Os contemporâneos podem discutir ad infinitum se alcançaram o mundo pós-histórico – se a vida internacional produzirá outros impérios, ditadores, nacionalismos insatisfeitos desejando reconhecimento, ou novas religiões que soprarão como os ventos do deserto. Mas num determinado momento deverão se interrogar se a casa pós-histórica que construíram para si mesmos, uma casa que serviu de abrigo contra as tempestades desesperadas do século XX, é aquela em que desejam realmente viver a longo prazo. Praticamente para todos os que vivem no mundo desenvolvido de hoje está bastante claro que a democracia liberal é extremamente preferível a seus principais competidores, o fascismo e o comunismo. Mas será ela intrinsecamente digna dessa escolha? Ou a democracia liberal nos deixa ainda fundamentalmente insatisfeitos? Existem contradições ainda no coração de nossa ordem liberal, mesmo depois que o último ditador fascista, o coronel arrogante, o chefe do partido comunista local foram varridos da face da terra? (FUKUYAMA, 1992, p. 343)

Assim, para Fukuyama a democracia liberal tem se firmado cada vez mais como o modelo ideal de governança. Ele procura entender a caminhada histórica feita até o momento e como o homem evoluiu desde a pré-história até os complexos arranjos políticos de nossos dias atuais. Ele conclui que nem mesmos países como a China, com a sua poderosa escalada de poder econômico, consegue se impor sobre as mentes e os corações sedentos por liberdade. Para entendê-lo melhor seria interessante, talvez, tomar para essa análise as manifestações recentes de Hong Kong como um exemplo mais atualizado do que aqueles citados por Fukuyama em O fim da História e o último homem há três décadas.

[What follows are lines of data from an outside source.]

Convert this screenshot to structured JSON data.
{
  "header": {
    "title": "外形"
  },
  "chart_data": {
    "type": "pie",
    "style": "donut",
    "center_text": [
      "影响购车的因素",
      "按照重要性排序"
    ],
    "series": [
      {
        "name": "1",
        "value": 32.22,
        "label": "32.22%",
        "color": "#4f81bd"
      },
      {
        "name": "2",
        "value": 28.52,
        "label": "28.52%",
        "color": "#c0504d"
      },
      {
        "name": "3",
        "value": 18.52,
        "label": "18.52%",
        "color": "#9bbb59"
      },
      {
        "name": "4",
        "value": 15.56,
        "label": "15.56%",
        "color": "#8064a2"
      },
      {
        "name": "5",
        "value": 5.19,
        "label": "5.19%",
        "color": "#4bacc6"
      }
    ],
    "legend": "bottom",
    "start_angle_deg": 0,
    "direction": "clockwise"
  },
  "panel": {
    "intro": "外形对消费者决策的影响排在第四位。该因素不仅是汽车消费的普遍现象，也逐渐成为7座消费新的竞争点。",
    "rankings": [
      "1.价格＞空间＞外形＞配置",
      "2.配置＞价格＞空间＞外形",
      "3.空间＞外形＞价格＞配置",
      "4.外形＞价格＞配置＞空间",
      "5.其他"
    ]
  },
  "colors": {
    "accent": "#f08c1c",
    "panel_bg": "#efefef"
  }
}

Nesses protestos, o povo luta pela implementação do sufrágio universal completo, pelas liberdades de imprensa, de associação e de expressão, exigindo independência frente ao regime comunista chinês. A questão hoje estaria muito mais voltada para o quanto os chineses vão aceitar viver sob uma ditadura do que para a ameaça de um totalitarismo sobre as democracias ocidentais. Fukuyama justifica que é preciso entender o caminho percorrido até aqui, mais do que olhar para o que está por vir. Na opinião dele, a democracia liberal já se mostrou o regime político-econômico determinante e nada alterará a sua afirmação como tal.

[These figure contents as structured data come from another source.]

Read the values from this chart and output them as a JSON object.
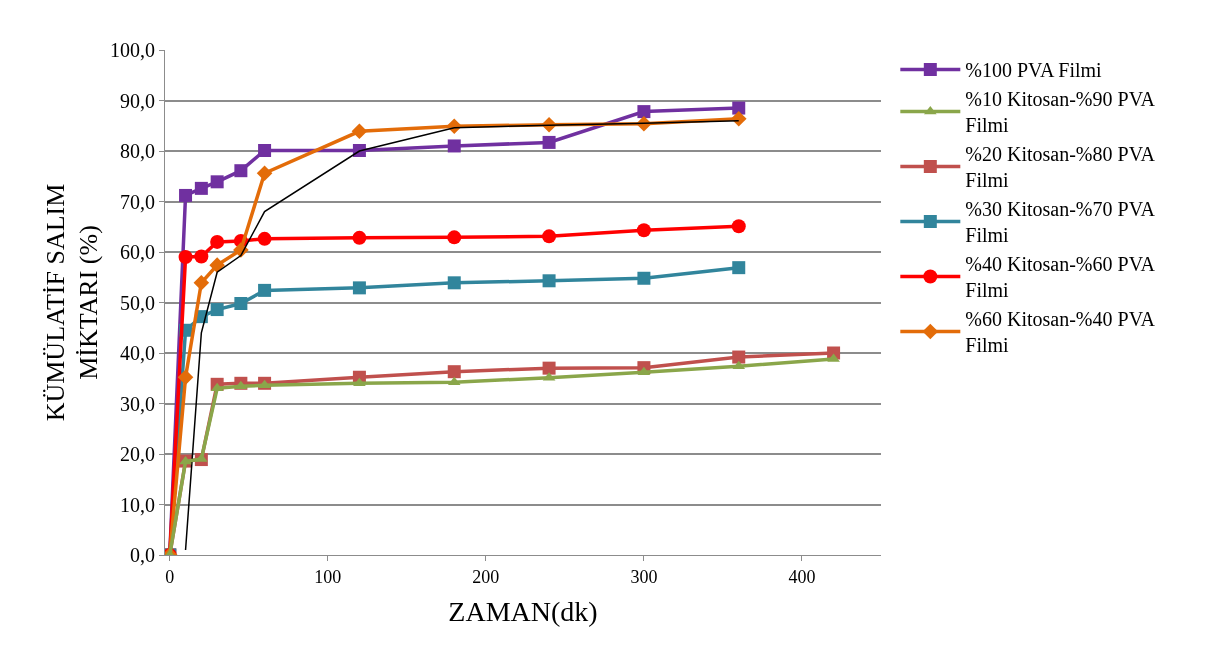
{
  "chart_data": {
    "type": "line",
    "xlabel": "ZAMAN(dk)",
    "ylabel": "KÜMÜLATİF SALIM MİKTARI (%)",
    "x": [
      0,
      10,
      20,
      30,
      45,
      60,
      120,
      180,
      240,
      300,
      360
    ],
    "xlim": [
      -3,
      450
    ],
    "xticks": [
      0,
      100,
      200,
      300,
      400
    ],
    "ylim": [
      0,
      100
    ],
    "yticks": [
      {
        "value": 0,
        "label": "0,0"
      },
      {
        "value": 10,
        "label": "10,0"
      },
      {
        "value": 20,
        "label": "20,0"
      },
      {
        "value": 30,
        "label": "30,0"
      },
      {
        "value": 40,
        "label": "40,0"
      },
      {
        "value": 50,
        "label": "50,0"
      },
      {
        "value": 60,
        "label": "60,0"
      },
      {
        "value": 70,
        "label": "70,0"
      },
      {
        "value": 80,
        "label": "80,0"
      },
      {
        "value": 90,
        "label": "90,0"
      },
      {
        "value": 100,
        "label": "100,0"
      }
    ],
    "grid": "y",
    "legend": "right",
    "series": [
      {
        "name": "%100 PVA Filmi",
        "color": "#7030a0",
        "marker": "square",
        "values": [
          0,
          71.2,
          72.6,
          73.9,
          76.1,
          80.1,
          80.1,
          81.0,
          81.7,
          87.8,
          88.5
        ]
      },
      {
        "name": "%10 Kitosan-%90 PVA Filmi",
        "color": "#8aa64a",
        "marker": "triangle",
        "x": [
          0,
          10,
          20,
          30,
          45,
          60,
          120,
          180,
          240,
          300,
          360,
          420
        ],
        "values": [
          0,
          18.5,
          19.0,
          33.0,
          33.4,
          33.6,
          34.0,
          34.2,
          35.1,
          36.2,
          37.4,
          38.8
        ]
      },
      {
        "name": "%20 Kitosan-%80 PVA Filmi",
        "color": "#c0504d",
        "marker": "square",
        "x": [
          0,
          10,
          20,
          30,
          45,
          60,
          120,
          180,
          240,
          300,
          360,
          420
        ],
        "values": [
          0,
          18.6,
          18.9,
          33.8,
          34.0,
          34.0,
          35.2,
          36.3,
          37.0,
          37.1,
          39.2,
          40.0
        ]
      },
      {
        "name": "%30 Kitosan-%70 PVA Filmi",
        "color": "#31859c",
        "marker": "square",
        "values": [
          0,
          44.5,
          47.2,
          48.6,
          49.8,
          52.4,
          52.9,
          53.9,
          54.3,
          54.8,
          56.9
        ]
      },
      {
        "name": "%40 Kitosan-%60 PVA Filmi",
        "color": "#ff0000",
        "marker": "circle",
        "values": [
          0,
          59.0,
          59.1,
          62.0,
          62.2,
          62.6,
          62.8,
          62.9,
          63.1,
          64.3,
          65.1
        ]
      },
      {
        "name": "%60 Kitosan-%40 PVA Filmi",
        "color": "#e36c09",
        "marker": "diamond",
        "values": [
          0,
          35.2,
          53.9,
          57.4,
          60.4,
          75.6,
          83.9,
          84.9,
          85.2,
          85.4,
          86.4
        ]
      },
      {
        "color": "#000000",
        "marker": "none",
        "x": [
          10,
          20,
          30,
          45,
          60,
          120,
          180,
          240,
          300,
          360
        ],
        "values": [
          1,
          44,
          56,
          59.3,
          68,
          80,
          84.6,
          85.1,
          85.5,
          86.0
        ]
      }
    ]
  }
}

A questão é: onde a liberdade sem limites deve nos conduzir?

Jonas traz para essa discussão a questão do surgimento de um poder de segundo grau que, independentemente da vontade humana, transcende aquele poder de primeiro grau do homem que historicamente se voltou para a exploração de um mundo inesgotável. Esse poder superior tem uma autonomia própria que foge ao controle do seu usuário, arrastando-o de encontro com os limites da natureza, “transformando-o em mero executor involuntário de sua capacidade” (JONAS, 2006, p. 237). Esse poder se revela através de um novo senhor e que, em vez de libertar o homem, utiliza-o cada vez mais como um mero escravo de suas pretensões. Esse senhor nada mais é do que a tecnologia, uma variável imprevisível na época de Hegel, mas nem tanto na de Fukuyama.

Sob esse contexto, Jonas defende a ideia de que uma nova ética deve impor limites a esse poder e se lhe sobrepor, de tal maneira que a perpetuação da vida humana possa estar garantida. Ao analisar politicamente como um Estado poderia se estruturar para que tal garantia fosse assegurada, ele afirma inicialmente:

Toda história até agora é a pré-história do homem verdadeiro, como ele pode e deve ser. Abstraindo da crença vaga sobre o progresso moral da humanidade graças à civilização, que não define um programa de ação (para não falar da escapada nietzschiana à espera de um super homem que estaria por vir ), existem historicamente duas formas prático-prescritivas do ideal: em primeiro, aquela já comentada forma baconiana do poder crescente sobre a natureza; em seguida, tendo isso como pressuposto, a forma marxista da sociedade sem classes. (JONAS, 2006, p. 239)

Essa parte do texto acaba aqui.